United States Natural Gas Fund (UNG)
Although a great deal of natural gas is produced in wells in the central part of the country, much of the nation’s natural gas production and pipeline paths lie in the heart of many hurricanes’ paths in the Gulf of Mexico. Hundreds of rigs that develop gas fields have to be shut down whenever a storm breaks out in the region, cutting supplies of the popular fuel and simultaneously boosting prices of natural gas–and natural gas ETFs–in the process. In fact, close to 10% of the nation’s natural gas supply comes from this region, while another third comes from onshore states that are along the Gulf Coast. As such, if a hurricane hit the right spot it could cripple production of natural gas in the country for at least a few days. If this happens, UNG would likely surge in the process. However, the fuel is likely to be extremely volatile, and any changes in landfall predictions or intensity are likely to have a huge impact on this product heading into this crucial season. Moreover, UNG is designed to appeal primarily to those making a short-term play; contango in natural gas markets can create a drag in a fund that rolls holdings on a monthly basis [also see Strange Times For The Natural Gas ETN].
PowerShares KBW Property & Casualty Insurance Portfolio (KBWP)
Insurers, and especially those with international operations heavy in exposure to the Pacific Rim, have been hard hit this year and are already on the hook for billions in payments. Unfortunately for many of these firms, hurricane season is always an active period that potentially brings billions in additional claims, since the more destructive types of storms tend to cover a wide area and pack a powerful punch.
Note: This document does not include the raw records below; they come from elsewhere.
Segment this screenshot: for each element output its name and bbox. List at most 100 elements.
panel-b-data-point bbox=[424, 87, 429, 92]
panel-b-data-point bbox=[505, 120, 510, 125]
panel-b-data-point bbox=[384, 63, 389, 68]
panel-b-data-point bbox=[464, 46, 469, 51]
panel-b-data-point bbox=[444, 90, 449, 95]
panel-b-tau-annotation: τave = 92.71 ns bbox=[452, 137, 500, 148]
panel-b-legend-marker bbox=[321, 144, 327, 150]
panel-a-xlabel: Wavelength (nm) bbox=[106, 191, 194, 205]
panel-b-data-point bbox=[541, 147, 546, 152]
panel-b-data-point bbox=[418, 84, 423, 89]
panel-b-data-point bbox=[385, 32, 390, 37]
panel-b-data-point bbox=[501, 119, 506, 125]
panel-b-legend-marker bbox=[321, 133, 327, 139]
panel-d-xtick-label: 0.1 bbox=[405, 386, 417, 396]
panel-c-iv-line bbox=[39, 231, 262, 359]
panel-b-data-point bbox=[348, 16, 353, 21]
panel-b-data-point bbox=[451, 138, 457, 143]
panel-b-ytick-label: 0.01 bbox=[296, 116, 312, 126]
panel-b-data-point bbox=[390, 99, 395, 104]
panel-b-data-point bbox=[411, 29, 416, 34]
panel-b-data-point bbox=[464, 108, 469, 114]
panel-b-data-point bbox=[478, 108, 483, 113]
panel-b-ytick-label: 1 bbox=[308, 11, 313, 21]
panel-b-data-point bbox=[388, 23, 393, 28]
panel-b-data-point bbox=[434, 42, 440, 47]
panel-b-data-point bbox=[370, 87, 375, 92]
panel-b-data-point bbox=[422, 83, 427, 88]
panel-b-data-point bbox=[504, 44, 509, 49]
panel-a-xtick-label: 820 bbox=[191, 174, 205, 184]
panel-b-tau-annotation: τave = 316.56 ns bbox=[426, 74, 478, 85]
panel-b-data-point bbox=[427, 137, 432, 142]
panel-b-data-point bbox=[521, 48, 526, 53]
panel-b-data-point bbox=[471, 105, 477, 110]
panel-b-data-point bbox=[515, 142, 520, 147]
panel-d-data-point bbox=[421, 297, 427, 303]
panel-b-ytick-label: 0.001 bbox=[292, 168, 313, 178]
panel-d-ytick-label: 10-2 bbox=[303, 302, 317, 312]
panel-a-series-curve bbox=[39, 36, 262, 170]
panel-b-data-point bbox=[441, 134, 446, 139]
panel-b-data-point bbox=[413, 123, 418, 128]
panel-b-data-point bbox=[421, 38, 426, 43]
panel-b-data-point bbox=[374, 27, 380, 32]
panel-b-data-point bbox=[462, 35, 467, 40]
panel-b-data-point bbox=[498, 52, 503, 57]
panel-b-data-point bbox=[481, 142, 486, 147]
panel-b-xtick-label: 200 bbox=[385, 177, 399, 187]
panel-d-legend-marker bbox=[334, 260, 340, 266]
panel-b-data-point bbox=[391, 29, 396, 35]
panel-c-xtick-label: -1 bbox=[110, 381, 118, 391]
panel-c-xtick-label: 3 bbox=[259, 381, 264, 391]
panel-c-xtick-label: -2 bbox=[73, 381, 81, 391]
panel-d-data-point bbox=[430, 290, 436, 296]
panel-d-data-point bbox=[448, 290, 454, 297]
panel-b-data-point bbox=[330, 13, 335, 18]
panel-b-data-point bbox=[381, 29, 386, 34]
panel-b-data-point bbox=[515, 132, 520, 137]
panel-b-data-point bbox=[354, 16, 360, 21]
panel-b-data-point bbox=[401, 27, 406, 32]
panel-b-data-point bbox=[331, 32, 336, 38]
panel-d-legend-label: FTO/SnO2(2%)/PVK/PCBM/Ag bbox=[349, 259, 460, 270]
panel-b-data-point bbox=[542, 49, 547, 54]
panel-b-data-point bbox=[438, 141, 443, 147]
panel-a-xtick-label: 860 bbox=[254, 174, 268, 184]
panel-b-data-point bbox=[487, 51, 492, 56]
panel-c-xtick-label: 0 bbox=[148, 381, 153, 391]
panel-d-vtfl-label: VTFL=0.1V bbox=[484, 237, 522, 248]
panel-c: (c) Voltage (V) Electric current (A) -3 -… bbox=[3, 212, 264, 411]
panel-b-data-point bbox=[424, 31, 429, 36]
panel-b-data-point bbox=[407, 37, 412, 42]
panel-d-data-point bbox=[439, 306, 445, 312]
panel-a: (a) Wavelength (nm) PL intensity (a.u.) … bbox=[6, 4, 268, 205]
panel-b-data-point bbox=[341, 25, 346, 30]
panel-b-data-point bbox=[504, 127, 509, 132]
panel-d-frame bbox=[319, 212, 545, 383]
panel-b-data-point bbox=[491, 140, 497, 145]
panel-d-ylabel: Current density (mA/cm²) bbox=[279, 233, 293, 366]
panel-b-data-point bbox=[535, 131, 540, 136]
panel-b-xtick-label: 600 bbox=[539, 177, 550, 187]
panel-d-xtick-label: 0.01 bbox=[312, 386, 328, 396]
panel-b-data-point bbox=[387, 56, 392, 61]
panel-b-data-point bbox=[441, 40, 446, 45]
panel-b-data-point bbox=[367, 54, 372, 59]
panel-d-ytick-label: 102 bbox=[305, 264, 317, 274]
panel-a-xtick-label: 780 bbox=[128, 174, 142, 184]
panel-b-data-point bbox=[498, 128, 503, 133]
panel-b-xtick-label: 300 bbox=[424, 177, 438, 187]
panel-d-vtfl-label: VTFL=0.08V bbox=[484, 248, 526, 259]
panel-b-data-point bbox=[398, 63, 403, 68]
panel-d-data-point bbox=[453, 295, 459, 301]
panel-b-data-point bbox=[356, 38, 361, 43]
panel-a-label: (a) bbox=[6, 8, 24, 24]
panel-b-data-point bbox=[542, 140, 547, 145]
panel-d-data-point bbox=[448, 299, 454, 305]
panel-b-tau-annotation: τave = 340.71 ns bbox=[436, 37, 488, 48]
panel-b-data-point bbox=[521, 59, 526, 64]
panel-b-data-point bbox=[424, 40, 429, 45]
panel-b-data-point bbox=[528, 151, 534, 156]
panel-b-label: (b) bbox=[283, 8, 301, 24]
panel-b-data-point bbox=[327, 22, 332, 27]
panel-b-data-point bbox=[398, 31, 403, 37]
KBWP offers exposure to a sub-sector of the financial market, but this fund is essentially a way to bet on hurricane season. The component companies include many of the firms that would be on the hook for hefty bills if hurricane season is particularly violent–or that could post huge profits if property damage is minimal. KBWP consists of about 24 individual stocks, including The Travelers Companies, Chubb Corp., and AllState. This fund doesn’t have a huge asset base or average daily volume, so investors considering a position should utilize limit orders to ensure smooth execution [see all the ETFs in the Financial Equities ETFdb Category].
Homebuilders SPDR (XHB)
If a major storm does make landfall, investors in XHB could see a moderate boost–not unlike what we saw for the building and construction industry directly after the quake in Japan in mid-March. This is because demand for new homes, businesses, and equipment is likely to surge immediately following a disaster, forcing communities in the impacted region to devote large amounts of resources to these companies in order to restore buildings and infrastructure. XHB is one of several ETFs offering exposure to the building industry, and is somewhat unique because it seeks to replicate an equal-weighted index. As such, XHB avoids concentrations in any one stock, and avoids some of the potential pitfalls that may plague other ETFs in the Building & Construction ETFdb Category [see more info on XHB Fact Sheet].
Disclosure: No positions at time of writing.